All das Leid. Warum, Gott? - 14.03.2011
Gott schickt keine Katastrophen
14.03.2011 05:23

„Ich sehe meine Mutter vor mir stehen;

ihrem Gesicht entschwindet das Lächeln

beim Klang dieses Wortes – ‚Tschernobyl’“.1
 

Tschernobyl – die Reaktorkatastrophe vom 26. April 1986 ist zum Synonym für den Super-GAU geworden. Und nun droht er einen neuen Namen zu bekommen: Fukushima. In Japan wurde der atomare Notfall ausgerufen. Menschen in der Nähe von Fukushima wurden verstrahlt. Ein Massenexodus hat begonnen. Durch die Trümmer, über zerstörte Straßen. Dazu die apokalyptischen Bilder der letzten Tage von Seebeben, Flutwellen und Bränden, Ruinen und Chaos. Menschen und das, was sie geschaffen haben, werden zum Spielball der Naturgewalten.

Die Menschen in Japan haben sich mit Intelligenz und Technologie dagegen zu schützen versucht. Das Risiko, in dieser Region Atomkraftwerke zu betreiben, die ihre Energieversorgung sichern, sind sie eingegangen. Hochgradig geschützt. Und nun bleibt nur noch, den Tod zu beklagen. Den Tod der Ertrunkenen, der Verbrannten, der Erschlagenen und der Verstrahlten. Der Tod – er bleibt der Skandal allen Lebens.

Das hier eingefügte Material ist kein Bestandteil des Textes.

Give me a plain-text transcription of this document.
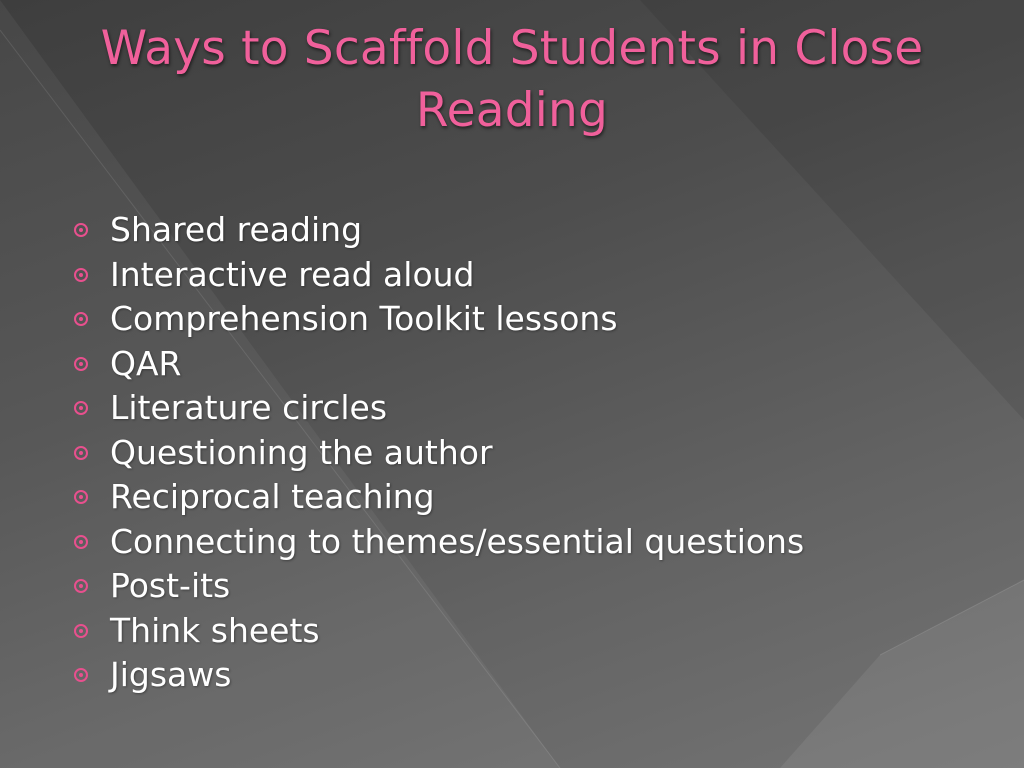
Ways to Scaffold Students in Close Reading
Shared reading
Interactive read aloud
Comprehension Toolkit lessons
QAR
Literature circles
Questioning the author
Reciprocal teaching
Connecting to themes/essential questions
Post-its
Think sheets
Jigsaws
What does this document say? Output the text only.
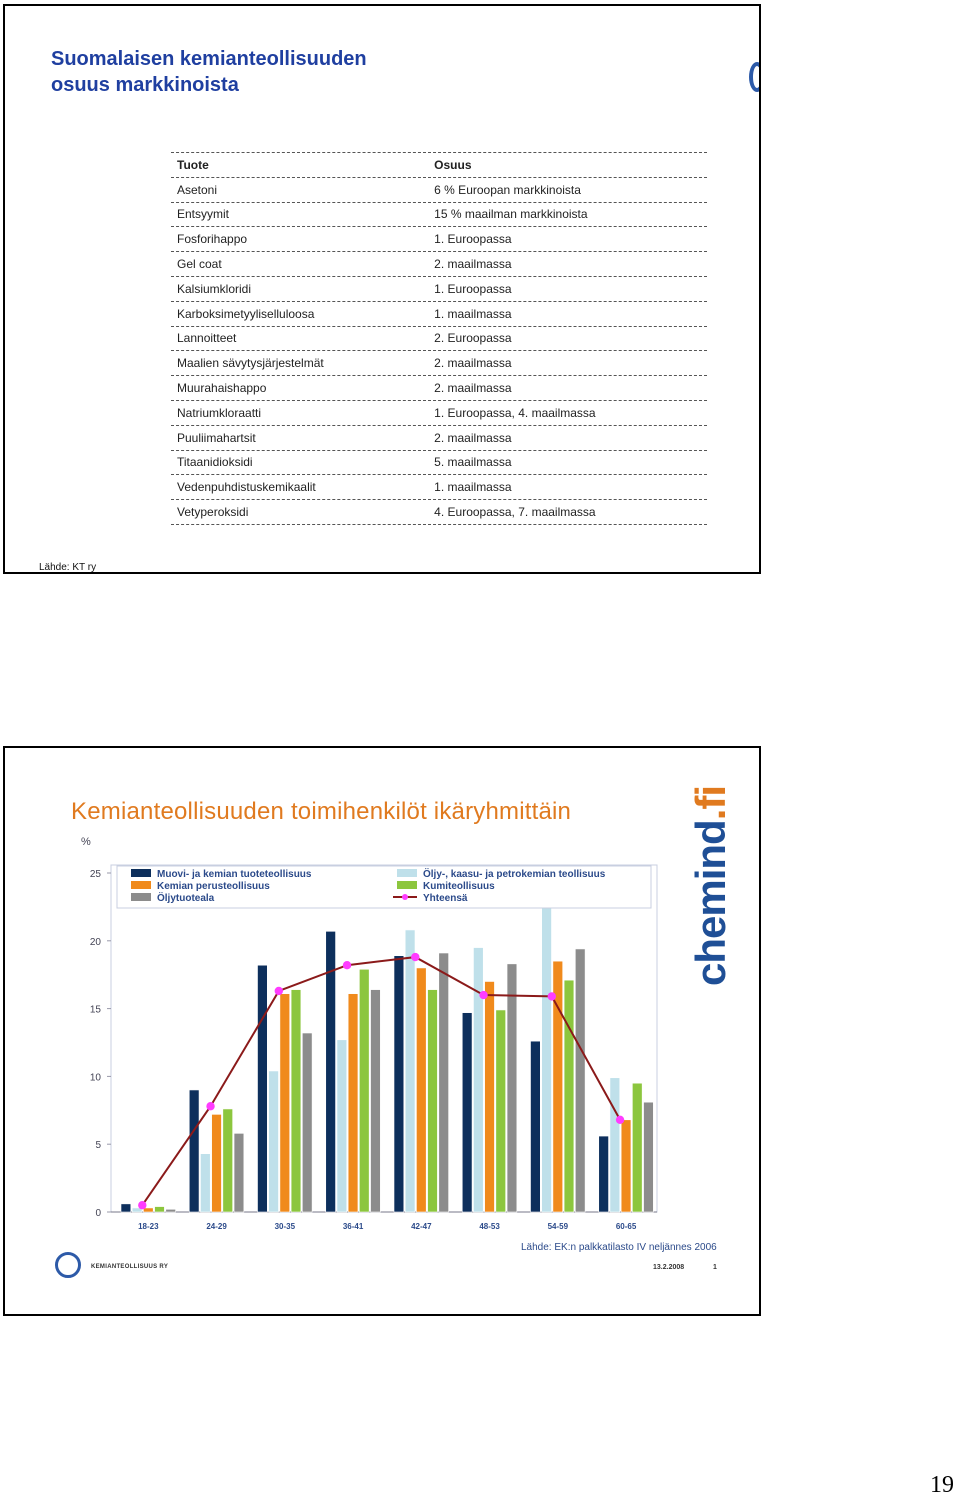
Suomalaisen kemianteollisuuden
osuus markkinoista
Tuote		Osuus
Asetoni		6 % Euroopan markkinoista
Entsyymit		15 % maailman markkinoista
Fosforihappo		1. Euroopassa
Gel coat		2. maailmassa
Kalsiumkloridi		1. Euroopassa
Karboksimetyyliselluloosa		1. maailmassa
Lannoitteet		2. Euroopassa
Maalien sävytysjärjestelmät		2. maailmassa
Muurahaishappo		2. maailmassa
Natriumkloraatti		1. Euroopassa, 4. maailmassa
Puuliimahartsit		2. maailmassa
Titaanidioksidi		5. maailmassa
Vedenpuhdistuskemikaalit		1. maailmassa
Vetyperoksidi		4. Euroopassa, 7. maailmassa
Lähde: KT ry
Kemianteollisuuden toimihenkilöt ikäryhmittäin
%
0
5
10
15
20
25
18-23	24-29	30-35	36-41	42-47	48-53	54-59	60-65
Muovi- ja kemian tuoteteollisuus	Öljy-, kaasu- ja petrokemian teollisuus
Kemian perusteollisuus	Kumiteollisuus
Öljytuoteala	Yhteensä	chemind.fi
Lähde: EK:n palkkatilasto IV neljännes 2006
KEMIANTEOLLISUUS RY	13.2.2008	1
19
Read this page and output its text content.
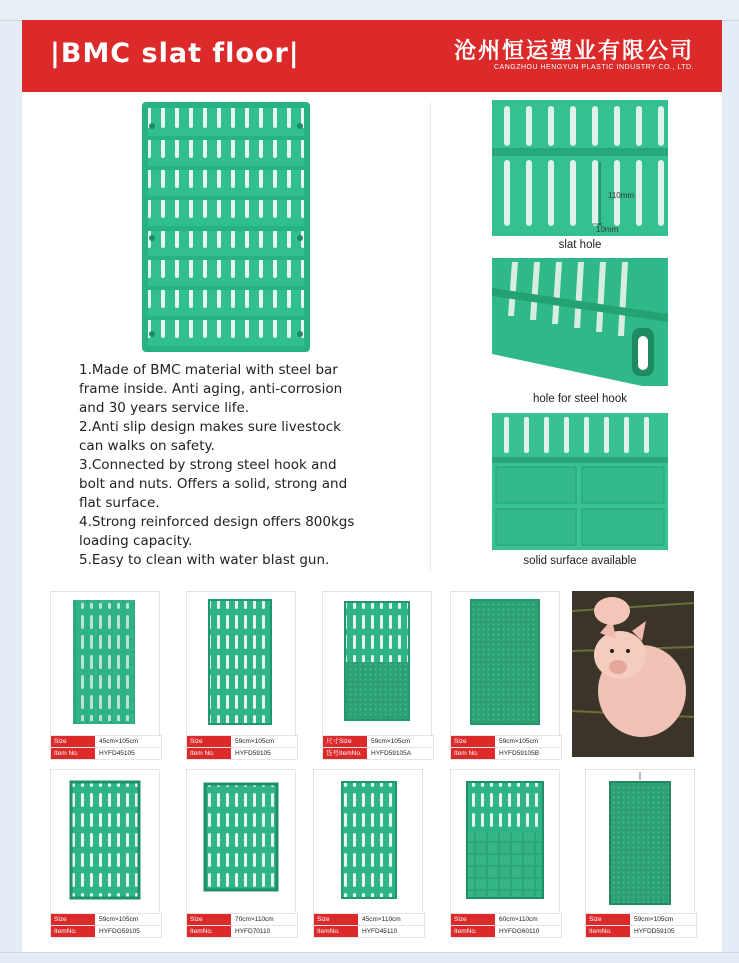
|BMC slat floor|	沧州恒运塑业有限公司
CANGZHOU HENGYUN PLASTIC INDUSTRY CO., LTD.
1.Made of BMC material with steel bar
frame inside. Anti aging, anti-corrosion
and 30 years service life.
2.Anti slip design makes sure livestock
can walks on safety.
3.Connected by strong steel hook and
bolt and nuts. Offers a solid, strong and
flat surface.
4.Strong reinforced design offers 800kgs
loading capacity.
5.Easy to clean with water blast gun.
110mm
10mm
slat hole
hole for steel hook
solid surface available
Size	45cm×105cm
Item No.	HYFD45105
Size	59cm×105cm
Item No.	HYFD59105
尺寸Size	59cm×105cm
货号ItemNo.	HYFD59105A
Size	59cm×105cm
Item No.	HYFD59105B
Size	59cm×105cm
ItemNo.	HYFDG59105
Size	70cm×110cm
ItemNo.	HYFD70110
Size	45cm×110cm
ItemNo.	HYFD45110
Size	60cm×110cm
ItemNo.	HYFDG60110
Size	59cm×105cm
ItemNo.	HYFDD59105
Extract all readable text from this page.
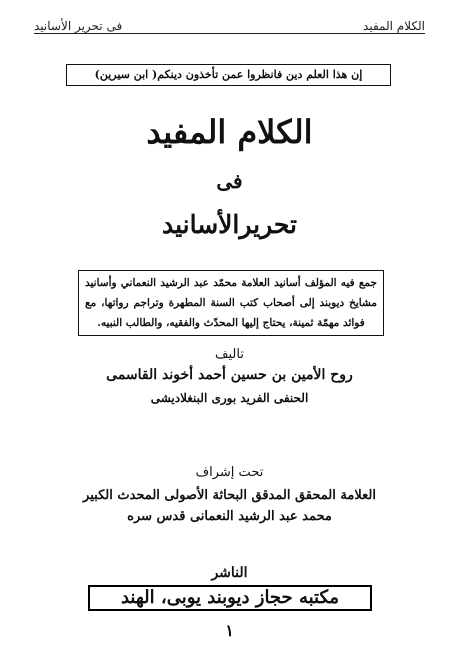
الكلام المفيد
فى تحرير الأسانيد
إن هذا العلم دين فانظروا عمن تأخذون دينكم( ابن سيرين)
الكلام المفيد
فى
تحريرالأسانيد
جمع فيه المؤلف أسانيد العلامة محمّد عبد الرشيد النعماني وأسانيد مشايخ ديوبند إلى أصحاب كتب السنة المطهرة وتراجم رواتها، مع فوائد مهمّة ثمينة، يحتاج إليها المحدّث والفقيه، والطالب النبيه.
تاليف
روح الأمين بن حسين أحمد أخوند القاسمى
الحنفى الفريد بورى البنغلاديشى
تحت إشراف
العلامة المحقق المدقق البحاثة الأصولى المحدث الكبير
محمد عبد الرشيد النعمانى قدس سره
الناشر
مكتبه حجاز ديوبند يوبى، الهند
١
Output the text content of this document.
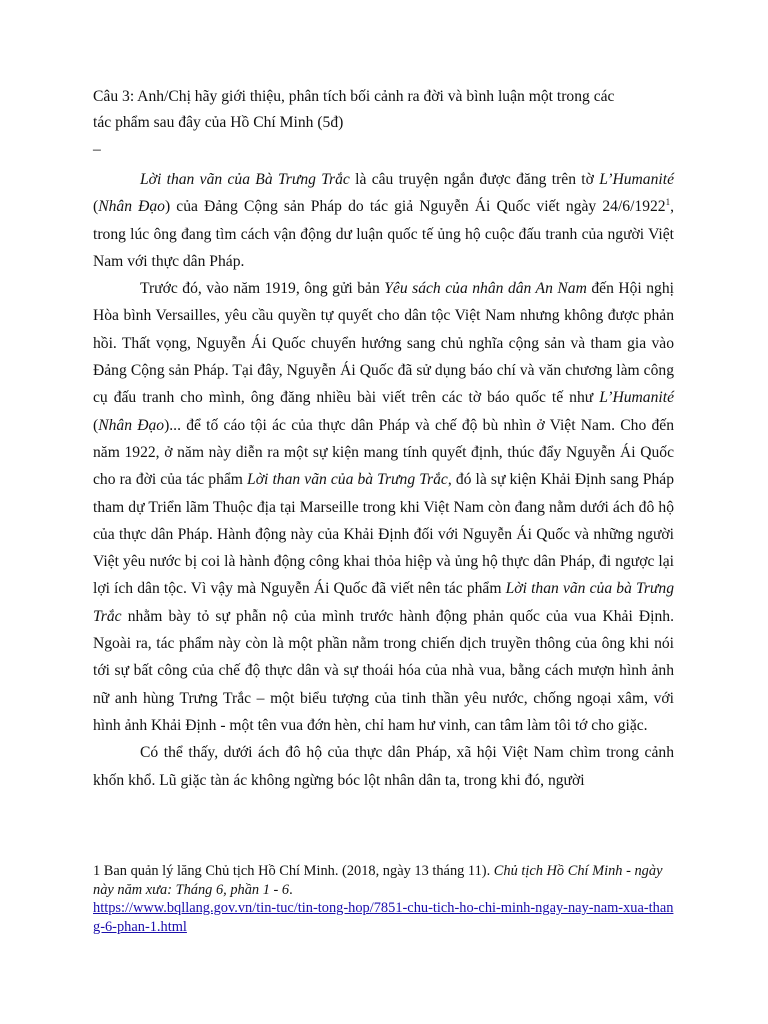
Câu 3: Anh/Chị hãy giới thiệu, phân tích bối cảnh ra đời và bình luận một trong các
tác phẩm sau đây của Hồ Chí Minh (5đ)
–

Lời than vãn của Bà Trưng Trắc là câu truyện ngắn được đăng trên tờ L’Humanité (Nhân Đạo) của Đảng Cộng sản Pháp do tác giả Nguyễn Ái Quốc viết ngày 24/6/1922$^1$, trong lúc ông đang tìm cách vận động dư luận quốc tế ủng hộ cuộc đấu tranh của người Việt Nam với thực dân Pháp.

Trước đó, vào năm 1919, ông gửi bản Yêu sách của nhân dân An Nam đến Hội nghị Hòa bình Versailles, yêu cầu quyền tự quyết cho dân tộc Việt Nam nhưng không được phản hồi. Thất vọng, Nguyễn Ái Quốc chuyển hướng sang chủ nghĩa cộng sản và tham gia vào Đảng Cộng sản Pháp. Tại đây, Nguyễn Ái Quốc đã sử dụng báo chí và văn chương làm công cụ đấu tranh cho mình, ông đăng nhiều bài viết trên các tờ báo quốc tế như L’Humanité (Nhân Đạo)... để tố cáo tội ác của thực dân Pháp và chế độ bù nhìn ở Việt Nam. Cho đến năm 1922, ở năm này diễn ra một sự kiện mang tính quyết định, thúc đẩy Nguyễn Ái Quốc cho ra đời của tác phẩm Lời than vãn của bà Trưng Trắc, đó là sự kiện Khải Định sang Pháp tham dự Triển lãm Thuộc địa tại Marseille trong khi Việt Nam còn đang nằm dưới ách đô hộ của thực dân Pháp. Hành động này của Khải Định đối với Nguyễn Ái Quốc và những người Việt yêu nước bị coi là hành động công khai thỏa hiệp và ủng hộ thực dân Pháp, đi ngược lại lợi ích dân tộc. Vì vậy mà Nguyễn Ái Quốc đã viết nên tác phẩm Lời than vãn của bà Trưng Trắc nhằm bày tỏ sự phẫn nộ của mình trước hành động phản quốc của vua Khải Định. Ngoài ra, tác phẩm này còn là một phần nằm trong chiến dịch truyền thông của ông khi nói tới sự bất công của chế độ thực dân và sự thoái hóa của nhà vua, bằng cách mượn hình ảnh nữ anh hùng Trưng Trắc – một biểu tượng của tinh thần yêu nước, chống ngoại xâm, với hình ảnh Khải Định - một tên vua đớn hèn, chỉ ham hư vinh, can tâm làm tôi tớ cho giặc.

Có thể thấy, dưới ách đô hộ của thực dân Pháp, xã hội Việt Nam chìm trong cảnh khốn khổ. Lũ giặc tàn ác không ngừng bóc lột nhân dân ta, trong khi đó, người

1 Ban quản lý lăng Chủ tịch Hồ Chí Minh. (2018, ngày 13 tháng 11). Chủ tịch Hồ Chí Minh - ngày này năm xưa: Tháng 6, phần 1 - 6.
https://www.bqllang.gov.vn/tin-tuc/tin-tong-hop/7851-chu-tich-ho-chi-minh-ngay-nay-nam-xua-thang-6-phan-1.html
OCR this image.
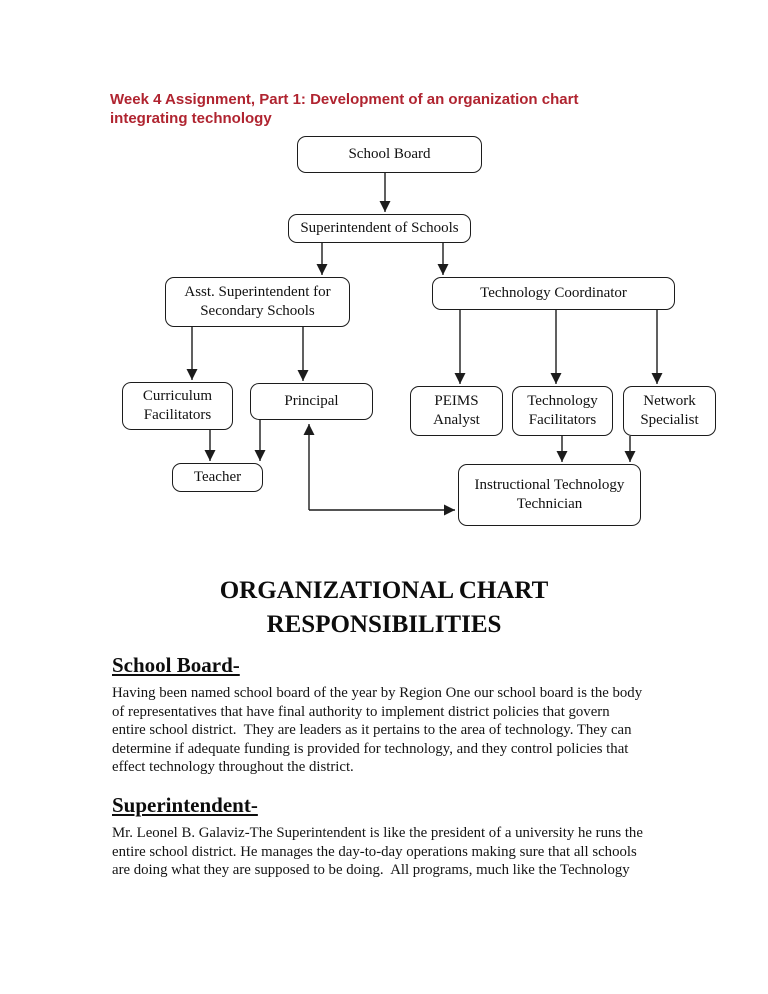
Week 4 Assignment, Part 1: Development of an organization chart
integrating technology
School Board
Superintendent of Schools
Asst. Superintendent for Secondary Schools
Technology Coordinator
Curriculum Facilitators
Principal	PEIMS Analyst
Technology Facilitators
Network Specialist
Teacher	Instructional Technology Technician
ORGANIZATIONAL CHART
RESPONSIBILITIES
School Board-
Having been named school board of the year by Region One our school board is the body
of representatives that have final authority to implement district policies that govern
entire school district.  They are leaders as it pertains to the area of technology. They can
determine if adequate funding is provided for technology, and they control policies that
effect technology throughout the district.
Superintendent-
Mr. Leonel B. Galaviz-The Superintendent is like the president of a university he runs the
entire school district. He manages the day-to-day operations making sure that all schools
are doing what they are supposed to be doing.  All programs, much like the Technology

„Mein Gott, mein Gott, warum hast du mich verlassen?“ (Psalm 22,2 und Markus 15,34; Matthäus 27,46)
So betet ein Mensch vor tausenden von Jahren, so betet Jesus am Kreuz. So schreit er nach Gott. Alle Menschen, die diesen Psalm Jahrhunderte lang nachsprachen, zeichneten in diese Worte ihre eigenen Erfahrungen von Zerbrechen und Sinnlosigkeit ein. Was bleibt, das ist dieser letzte Schrei: Warum? Immer wieder. Beim Warten auf dem Dach in der nächtlichen Kälte, wenn die Flut höher steigt, bei dem Reaktorunfall, wenn ich der Strahlung hilflos ausgeliefert bin.
Durch das Fernsehen und Internet trifft mich die Wucht der Bilder unmittelbar. Und ich spüre: Das Leben ist kostbar. Zerbrechlich. Es braucht Schutz. Der menschliche Machbarkeitswahn bekommt einen Dämpfer.
Es ist Karfreitag in der Welt. Das Warum lässt sich nicht auflösen in Erklärungen. Das ist biblisch gesprochen ein Zustand äußerster Gottesferne und starker Glaubenszweifel. Gott, wo bist du? Gott ist da. Gerade in dieser Frage – wo bist du? Gott ist da – mitten in meinen Zweifeln, in meiner Wut. Gott selbst hängt am Kreuz, liegt unter den Opfern, wird begraben. Gott schickt keine Katastrophen. Gott ist da, bei den Frauen, die seinen Leichnam suchen und ihn salben wollen. Bei den Frauen, die sich nicht lähmen lassen von den grausamen Folterern Jesu. Gott ist in mir, wenn ich mich nicht lähmen lasse von den Karfreitagsszenen, sondern meine Lehren daraus ziehe. Wenn mir die Ereignisse von Tschernobyl und Fukushima die Augen öffnen und ich nicht nachlasse, sie in die energiepolitischen Diskussionen einzubringen. Wenn ich für die Menschen in Japan bete: Gott, erhalte ihnen ihre innere Stärke, trotz aller Schäden an Leib und Seele. Setze uns in Bewegung, dass wir helfen wo wir gebraucht werden – überall auf der Welt.

 

1 Schuchardt, Erika und Lew Kopelew:
Die Stimmen der Kinder von Tschernobyl. Geschichte einer stillen Revolution.
Herder-Spektrum-TB 1996. 189 S., S. 54.